Recientemente he conocido una situación que me ha traído a la cabeza una famosa frase de alguien no menos famoso, en absoluto sospechoso de comportamientos partidistas o faltos de ética. Se trata de Martin Luther King, que en cierta ocasión dijo algo así: “No me preocupa el grito de los violentos, de los corruptos, de los deshonestos, de los faltos de ética. Me preocupa más el silencio de los buenos.”

Sus palabras encierran un claro mensaje: la gente buena, la gente honrada, aquella cuya vida transcurre en un marco de valores como la #integridad y la #honestidad, no puede permanecer callada ante la injusticia, ante el abuso.

Viene esto a colación de una reciente sentencia laboral en la que un juez atribuye a una trabajadora una serie de hechos que son objetivamente falsos, cuya demostración en contrario resulta extremadamente fácil. Sin embargo, por no sé qué criterio técnico-jurídico, el juzgador recoge en su sentencia hechos, alegados por la empresa demandada, que no son ciertos. Y no es la primera vez que veo cosas así: en una sentencia de hace un par de años, un juez atribuía a un trabajador, falsamente, la propiedad de una empresa. Así, sin más. Con lo fácil que resulta comprobar este tipo de afirmaciones en el registro mercantil, resulta cuando menos temerario que un juzgador afirme categóricamente cosas como esta, que pueden condicionar la vida del trabajador hasta extremos desconocidos, y lo haga tan tranquilo, sin despeinarse…

Algo falla en nuestro sistema judicial cuando permite que veamos este tipo de cosas. Es cierto que el sistema se centra en aplicar la ley, no en buscar la verdad. Pero si la ley es mala, el resultado será malo. Y si se aplica basándose en hechos falsos, no podemos hablar de justicia.

La reforma laboral de 2012 puso patas arriba la justicia social de nuestro país, otorgando a los empresarios una libertad de actuación que, aun convertida en legal, resulta profundamente injusta. Los abusos, a partir de ese momento, han sido continuos. Sólo he citado un par de casos conocidos por mí, pero hay otros más que evidentes, como el de “las kellys”, avasalladas a diario por un sistema laboral que permite al empresario sin escrúpulos acercar a este colectivo cada vez más a la esclavitud; o como las contrataciones de trabajadores por menos tiempo del realmente trabajado.
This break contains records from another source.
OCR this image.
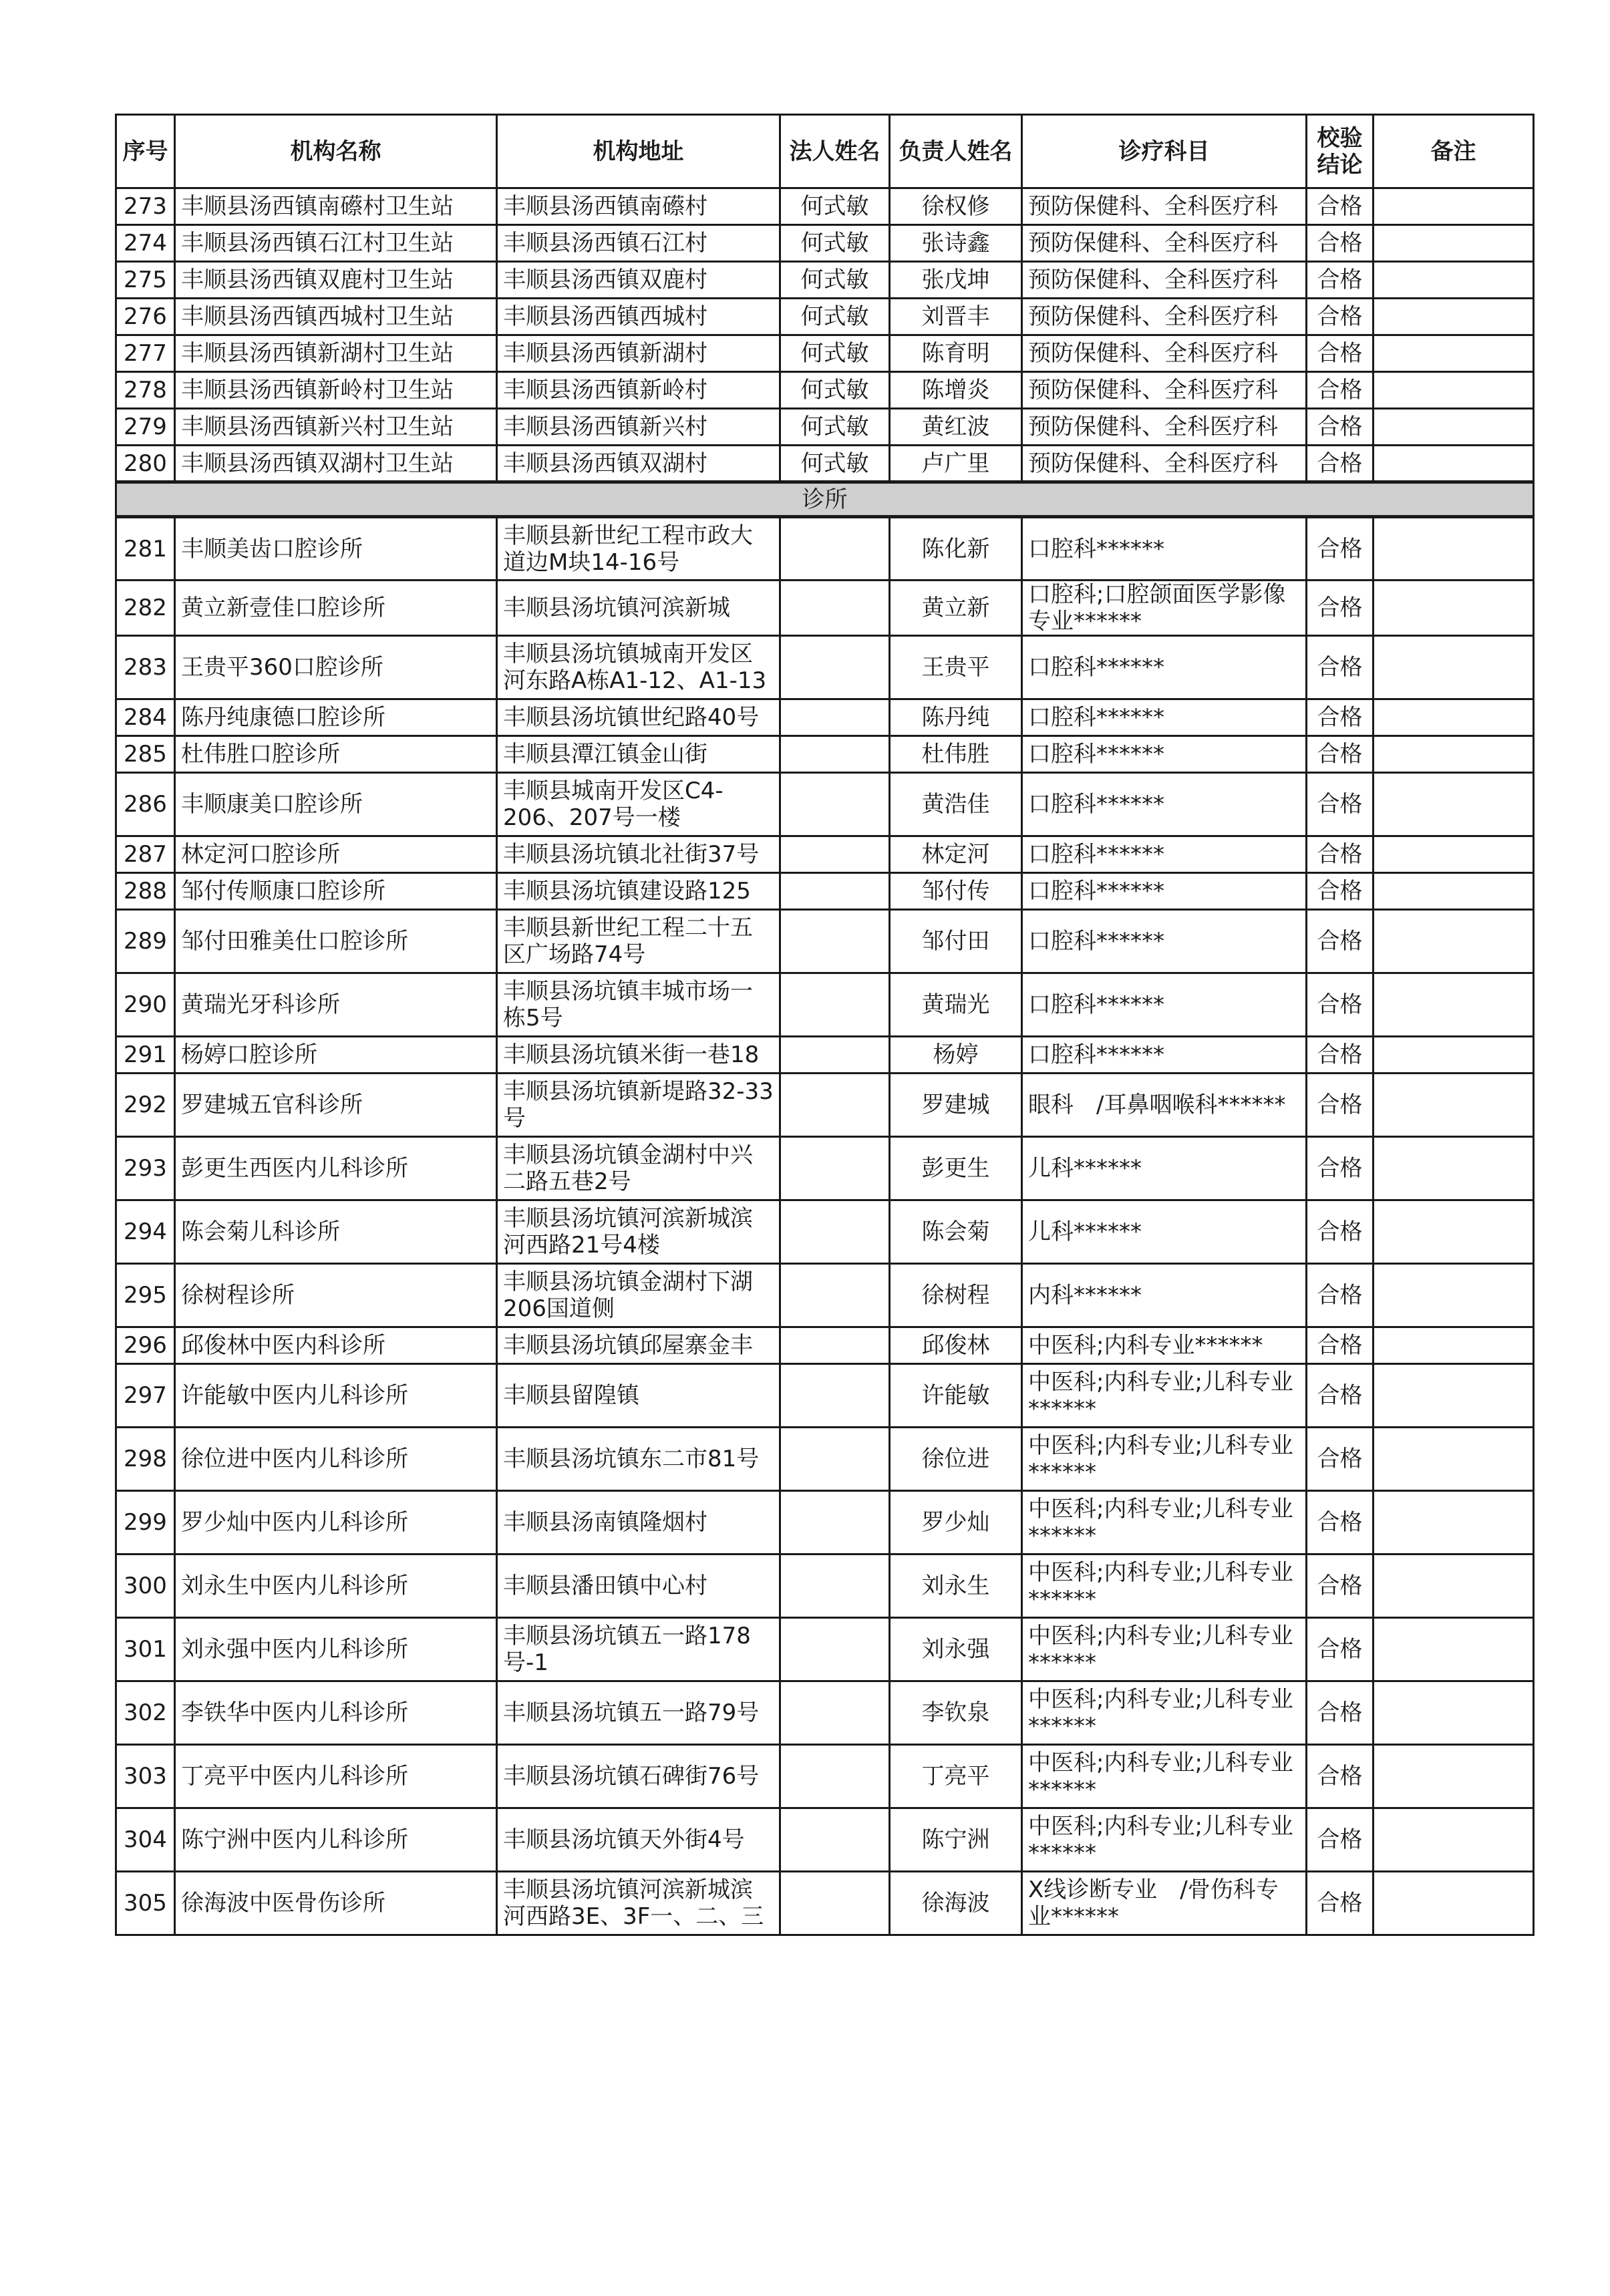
序号	机构名称	机构地址	法人姓名	负责人姓名	诊疗科目	校验结论	备注
273	丰顺县汤西镇南礤村卫生站	丰顺县汤西镇南礤村	何式敏	徐权修	预防保健科、全科医疗科	合格	
274	丰顺县汤西镇石江村卫生站	丰顺县汤西镇石江村	何式敏	张诗鑫	预防保健科、全科医疗科	合格	
275	丰顺县汤西镇双鹿村卫生站	丰顺县汤西镇双鹿村	何式敏	张戊坤	预防保健科、全科医疗科	合格	
276	丰顺县汤西镇西城村卫生站	丰顺县汤西镇西城村	何式敏	刘晋丰	预防保健科、全科医疗科	合格	
277	丰顺县汤西镇新湖村卫生站	丰顺县汤西镇新湖村	何式敏	陈育明	预防保健科、全科医疗科	合格	
278	丰顺县汤西镇新岭村卫生站	丰顺县汤西镇新岭村	何式敏	陈增炎	预防保健科、全科医疗科	合格	
279	丰顺县汤西镇新兴村卫生站	丰顺县汤西镇新兴村	何式敏	黄红波	预防保健科、全科医疗科	合格	
280	丰顺县汤西镇双湖村卫生站	丰顺县汤西镇双湖村	何式敏	卢广里	预防保健科、全科医疗科	合格	
诊所							
281	丰顺美齿口腔诊所	丰顺县新世纪工程市政大道边M块14-16号		陈化新	口腔科******	合格	
282	黄立新壹佳口腔诊所	丰顺县汤坑镇河滨新城		黄立新	口腔科;口腔颌面医学影像专业******	合格	
283	王贵平360口腔诊所	丰顺县汤坑镇城南开发区河东路A栋A1-12、A1-13		王贵平	口腔科******	合格	
284	陈丹纯康德口腔诊所	丰顺县汤坑镇世纪路40号		陈丹纯	口腔科******	合格	
285	杜伟胜口腔诊所	丰顺县潭江镇金山街		杜伟胜	口腔科******	合格	
286	丰顺康美口腔诊所	丰顺县城南开发区C4-206、207号一楼		黄浩佳	口腔科******	合格	
287	林定河口腔诊所	丰顺县汤坑镇北社街37号		林定河	口腔科******	合格	
288	邹付传顺康口腔诊所	丰顺县汤坑镇建设路125		邹付传	口腔科******	合格	
289	邹付田雅美仕口腔诊所	丰顺县新世纪工程二十五区广场路74号		邹付田	口腔科******	合格	
290	黄瑞光牙科诊所	丰顺县汤坑镇丰城市场一栋5号		黄瑞光	口腔科******	合格	
291	杨婷口腔诊所	丰顺县汤坑镇米街一巷18		杨婷	口腔科******	合格	
292	罗建城五官科诊所	丰顺县汤坑镇新堤路32-33号		罗建城	眼科　/耳鼻咽喉科******	合格	
293	彭更生西医内儿科诊所	丰顺县汤坑镇金湖村中兴二路五巷2号		彭更生	儿科******	合格	
294	陈会菊儿科诊所	丰顺县汤坑镇河滨新城滨河西路21号4楼		陈会菊	儿科******	合格	
295	徐树程诊所	丰顺县汤坑镇金湖村下湖206国道侧		徐树程	内科******	合格	
296	邱俊林中医内科诊所	丰顺县汤坑镇邱屋寨金丰		邱俊林	中医科;内科专业******	合格	
297	许能敏中医内儿科诊所	丰顺县留隍镇		许能敏	中医科;内科专业;儿科专业******	合格	
298	徐位进中医内儿科诊所	丰顺县汤坑镇东二市81号		徐位进	中医科;内科专业;儿科专业******	合格	
299	罗少灿中医内儿科诊所	丰顺县汤南镇隆烟村		罗少灿	中医科;内科专业;儿科专业******	合格	
300	刘永生中医内儿科诊所	丰顺县潘田镇中心村		刘永生	中医科;内科专业;儿科专业******	合格	
301	刘永强中医内儿科诊所	丰顺县汤坑镇五一路178号-1		刘永强	中医科;内科专业;儿科专业******	合格	
302	李铁华中医内儿科诊所	丰顺县汤坑镇五一路79号		李钦泉	中医科;内科专业;儿科专业******	合格	
303	丁亮平中医内儿科诊所	丰顺县汤坑镇石碑街76号		丁亮平	中医科;内科专业;儿科专业******	合格	
304	陈宁洲中医内儿科诊所	丰顺县汤坑镇天外街4号		陈宁洲	中医科;内科专业;儿科专业******	合格	
305	徐海波中医骨伤诊所	丰顺县汤坑镇河滨新城滨河西路3E、3F一、二、三		徐海波	X线诊断专业　/骨伤科专业******	合格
Hasta hace poco tenía un familiar trabajando en el área de “handling” de una conocidísima compañía aérea. Tras varios años en ella, trabajando ejemplarmente, se decidió a reclamar una mejora, denunciando su contrato a tiempo parcial, por el que cotizaba por sólo una parte de la jornada, cuando la realidad es que hacía jornadas completas, muchas de ellas superiores a las 8 horas. La empresa recibió la queja y a continuación, sin respuesta alguna, el trabajador fue despedido.

Algo grave pasa si un país que aspira a ser ejemplo de solidaridad, que presume de “estado del bienestar”, permite y fomenta estos comportamientos por parte de los empresarios. Y algo grave sucede si nuestro sistema judicial avala, con sentencias ridículas, este tipo de comportamientos.

Necesitamos cambios con urgencia. Necesitamos empresarios dispuestos a abrazar la ley, que entiendan que la búsqueda del beneficio empresarial no está reñida con el respeto por las normas y por el bienestar de sus trabajadores.

Y necesitamos jueces preparados, capaces, bien formados; jueces que apliquen las leyes, pero también que busquen la verdad y la justicia; los jueces son el instrumento de garantía de nuestro sistema social, por eso deben obligarse a cuestionar lo que llega a sus despachos de trabajo, a indagar hasta conocer realmente los casos que luego deberán juzgar. Si se limitan a enjuiciar en base a lo que dicen los empresarios, dotados de mecanismos de poder a los que los trabajadores no tienen acceso, estarán fomentando el abuso y la desigualdad social del país.

Hablemos de ello. Nuestra sociedad no puede continuar progresando, recordando las palabras de  Luther King, con el silencio de los buenos.